Several of us at IG are reflecting on a great week of learning and connecting at the American Evaluation Association’s annual conference in Washington, DC earlier this month. We attend every year to learn, and to share our lessons learned, with fellow evaluators. We had so much fun meeting and learning from fellow lifelong students of evaluation! We also noticed several themes emerge:
Evaluation = learning
With a conference theme of “From Learning to Action,” it’s no surprise that a lot of learning went on in DC when evaluators invaded. What stuck out to us was how learning can make evaluation more accessible. Focusing on evaluation to learn—about a program, target population, issue—not to evaluate, can make evaluation more approachable (thanks to DC-based Innovation Network for that framing). Evaluation capacity building, something we love at IG, can demystify evaluation while also equipping community members with the tools they need to increase impact.

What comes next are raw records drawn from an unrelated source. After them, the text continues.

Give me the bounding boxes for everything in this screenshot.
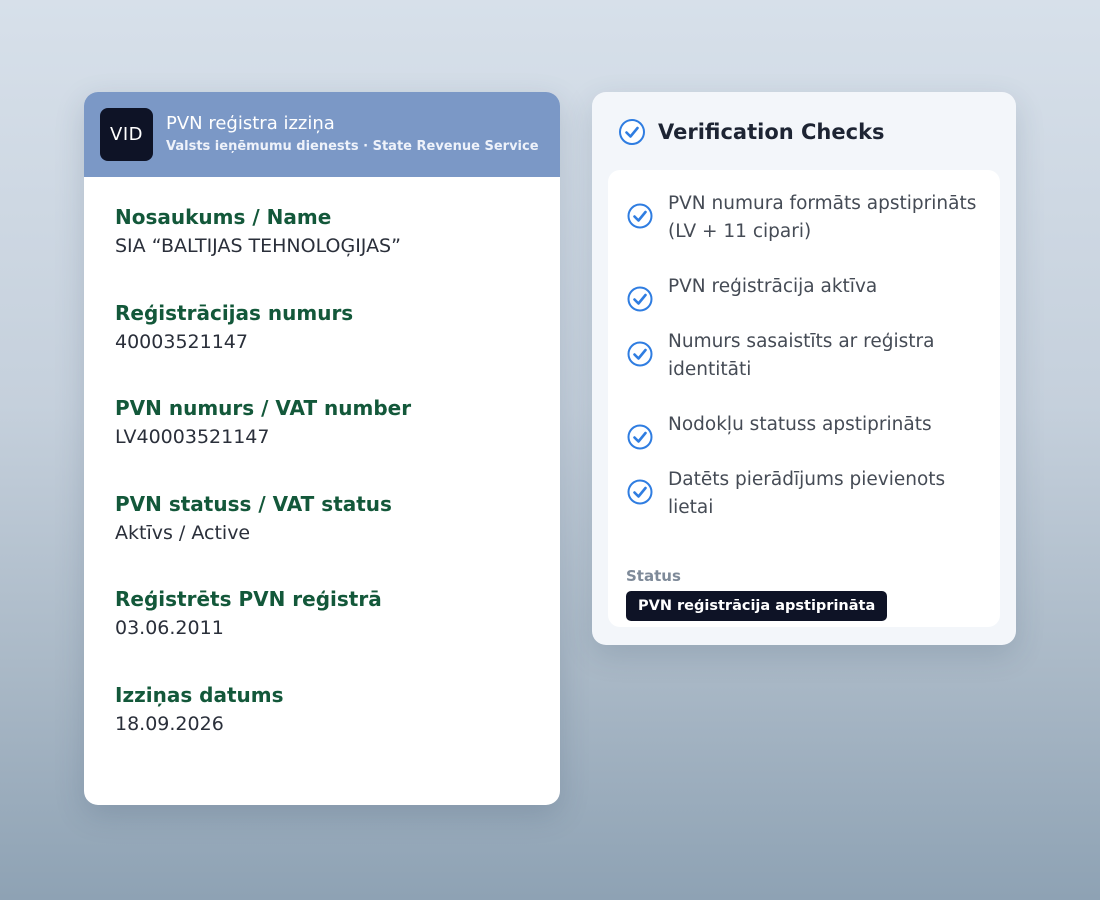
field-label: Reģistrācijas numurs	[115, 300, 354, 325]
field-label: Izziņas datums	[115, 682, 284, 707]
field-registration-number: Reģistrācijas numurs 40003521147	[115, 300, 560, 396]
field-label: PVN numurs / VAT number	[115, 396, 412, 420]
check-text: PVN reģistrācija aktīva	[668, 276, 878, 297]
check-item: Nodokļu statuss apstiprināts	[626, 411, 982, 451]
check-text: Numurs sasaistīts ar reģistra identitāti	[668, 331, 935, 380]
field-label: Nosaukums / Name	[115, 205, 332, 229]
field-certificate-date: Izziņas datums 18.09.2026	[115, 682, 560, 778]
check-item: Datēts pierādījums pievienots lietai	[626, 466, 982, 522]
field-vat-status: PVN statuss / VAT status Aktīvs / Active	[115, 491, 560, 587]
certificate-header-text: PVN reģistra izziņa Valsts ieņēmumu dien…	[166, 113, 539, 156]
check-text: PVN numura formāts apstiprināts (LV + 11…	[668, 193, 977, 242]
field-vat-number: PVN numurs / VAT number LV40003521147	[115, 395, 560, 491]
status-badge: PVN reģistrācija apstiprināta	[626, 591, 888, 621]
status-label: Status	[626, 567, 681, 585]
field-value: 03.06.2011	[115, 617, 224, 639]
vid-logo: VID	[100, 108, 153, 161]
verification-title: Verification Checks	[658, 120, 885, 144]
field-name: Nosaukums / Name SIA “BALTIJAS TEHNOLOĢI…	[115, 204, 560, 300]
check-circle-icon	[627, 424, 653, 450]
checks-panel: PVN numura formāts apstiprināts (LV + 11…	[608, 170, 1000, 627]
check-circle-icon	[627, 286, 653, 312]
check-circle-icon	[619, 119, 645, 145]
verification-card: Verification Checks PVN numura formāts a…	[592, 92, 1016, 645]
check-circle-icon	[627, 479, 653, 505]
certificate-header: VID PVN reģistra izziņa Valsts ieņēmumu …	[84, 92, 560, 177]
field-value: 18.09.2026	[115, 712, 224, 735]
field-value: LV40003521147	[115, 426, 270, 448]
field-label: Reģistrēts PVN reģistrā	[115, 587, 382, 611]
verification-header: Verification Checks	[618, 118, 885, 146]
check-item: PVN reģistrācija aktīva	[626, 273, 982, 313]
field-label: PVN statuss / VAT status	[115, 491, 392, 516]
check-text: Datēts pierādījums pievienots lietai	[668, 469, 946, 518]
check-circle-icon	[627, 203, 653, 229]
field-value: 40003521147	[115, 330, 248, 353]
vat-certificate-card: VID PVN reģistra izziņa Valsts ieņēmumu …	[84, 92, 560, 805]
field-value: Aktīvs / Active	[115, 521, 251, 544]
check-circle-icon	[627, 341, 653, 367]
certificate-subtitle: Valsts ieņēmumu dienests · State Revenue…	[166, 139, 539, 154]
certificate-fields: Nosaukums / Name SIA “BALTIJAS TEHNOLOĢI…	[84, 177, 560, 777]
field-registered-date: Reģistrēts PVN reģistrā 03.06.2011	[115, 586, 560, 682]
check-item: PVN numura formāts apstiprināts (LV + 11…	[626, 190, 982, 246]
field-value: SIA “BALTIJAS TEHNOLOĢIJAS”	[115, 235, 401, 257]
check-text: Nodokļu statuss apstiprināts	[668, 414, 932, 435]
certificate-title: PVN reģistra izziņa	[166, 113, 335, 134]
check-item: Numurs sasaistīts ar reģistra identitāti	[626, 328, 982, 384]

That leads to another benefit of focusing on learning and capacity building—it makes evaluation less scary! In a session on capacity building, a speaker from Evaluation for Change spoke about creating a “culture of learning” to replace a “culture of fear.” This is important to us here at IG—in one of our presentations, we talked about creative ways we have used capacity building to increase the utilization and equity of evaluation.

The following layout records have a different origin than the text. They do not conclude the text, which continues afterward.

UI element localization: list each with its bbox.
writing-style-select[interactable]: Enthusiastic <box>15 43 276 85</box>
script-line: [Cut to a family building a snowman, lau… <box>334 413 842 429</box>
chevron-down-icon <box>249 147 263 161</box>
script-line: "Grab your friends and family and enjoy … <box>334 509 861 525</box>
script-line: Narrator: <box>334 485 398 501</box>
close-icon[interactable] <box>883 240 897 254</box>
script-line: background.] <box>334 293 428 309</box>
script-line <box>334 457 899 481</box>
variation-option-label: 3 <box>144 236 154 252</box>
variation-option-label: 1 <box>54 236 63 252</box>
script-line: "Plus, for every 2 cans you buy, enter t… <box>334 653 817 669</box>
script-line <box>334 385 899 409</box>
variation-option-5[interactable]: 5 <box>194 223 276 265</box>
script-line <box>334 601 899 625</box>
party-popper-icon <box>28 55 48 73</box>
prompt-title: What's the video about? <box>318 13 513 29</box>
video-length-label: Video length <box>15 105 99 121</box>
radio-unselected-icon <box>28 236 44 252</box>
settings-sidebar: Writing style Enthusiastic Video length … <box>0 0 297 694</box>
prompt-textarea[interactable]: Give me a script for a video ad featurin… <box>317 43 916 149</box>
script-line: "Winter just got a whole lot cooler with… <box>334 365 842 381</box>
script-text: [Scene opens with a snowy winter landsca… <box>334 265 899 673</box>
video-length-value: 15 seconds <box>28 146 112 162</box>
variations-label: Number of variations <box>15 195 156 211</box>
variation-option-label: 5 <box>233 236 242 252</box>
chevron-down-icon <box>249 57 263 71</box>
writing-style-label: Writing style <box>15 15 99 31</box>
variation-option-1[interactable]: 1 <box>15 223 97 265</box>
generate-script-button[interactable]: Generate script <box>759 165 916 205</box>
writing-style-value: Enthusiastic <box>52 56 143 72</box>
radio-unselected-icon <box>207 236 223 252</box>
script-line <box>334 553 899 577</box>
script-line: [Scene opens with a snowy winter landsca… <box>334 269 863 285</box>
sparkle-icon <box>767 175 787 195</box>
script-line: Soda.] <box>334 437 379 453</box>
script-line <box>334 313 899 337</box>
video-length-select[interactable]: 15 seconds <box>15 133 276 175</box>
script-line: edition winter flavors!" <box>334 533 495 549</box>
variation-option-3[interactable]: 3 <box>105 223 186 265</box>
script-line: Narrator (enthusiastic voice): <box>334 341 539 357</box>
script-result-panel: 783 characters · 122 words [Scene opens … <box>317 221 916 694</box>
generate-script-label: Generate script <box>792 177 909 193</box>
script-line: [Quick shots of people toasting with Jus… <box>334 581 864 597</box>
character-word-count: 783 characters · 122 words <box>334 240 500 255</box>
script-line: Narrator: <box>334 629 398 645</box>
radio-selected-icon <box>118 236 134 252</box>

We also learned the value of shared understanding around words we use across different fields. As social impact measurement becomes more and more a part of our work, this becomes more important. Social Value U.S. presented on the new “Impact Management Glossary.” Check it out to learn what different words can mean in different fields of practice. Fun fact: in some Spanish interpretations, “evaluation” first translated to “inquisition”—language matters!
Good evaluation takes time
Evaluators left AEA empowered to take the space and time needed for valid, culturally-responsive evaluation. A comment that stuck with us from Public Policy Associates’ session on a racial equity lens was that it is an evaluator’s role—and responsibility—to tell a client how long it will take to do an evaluation the right way. This time allows the evaluator to apply expertise to conduct data collection with traditionally marginalized groups, apply a racial equity lens, and connect with key informants in the community of focus. Sometimes this calls for deep conversations with clients, and as external evaluators, we bring the third-party perspective that can help move those conversations forward!
Evaluators have a social responsibility
On the topic of cultural responsiveness, many at AEA agreed that evaluators have a social responsibility. Former AEA President Kathy Newcomer urged the more than 4,000 evaluators in attendance (and 1,000 more tuning in online!) to hold themselves accountable to the people served by what they evaluate.
Melvin Hall of Northern Arizona University, who moderated the AEA dialogues on race and class, said this can mean exposing what is hidden to clients, and bringing race equity into consideration, even in the face of pushback.
We continue to reflect on what we learned at AEA, and how it applies to our practice. But we’re already looking forward to next year!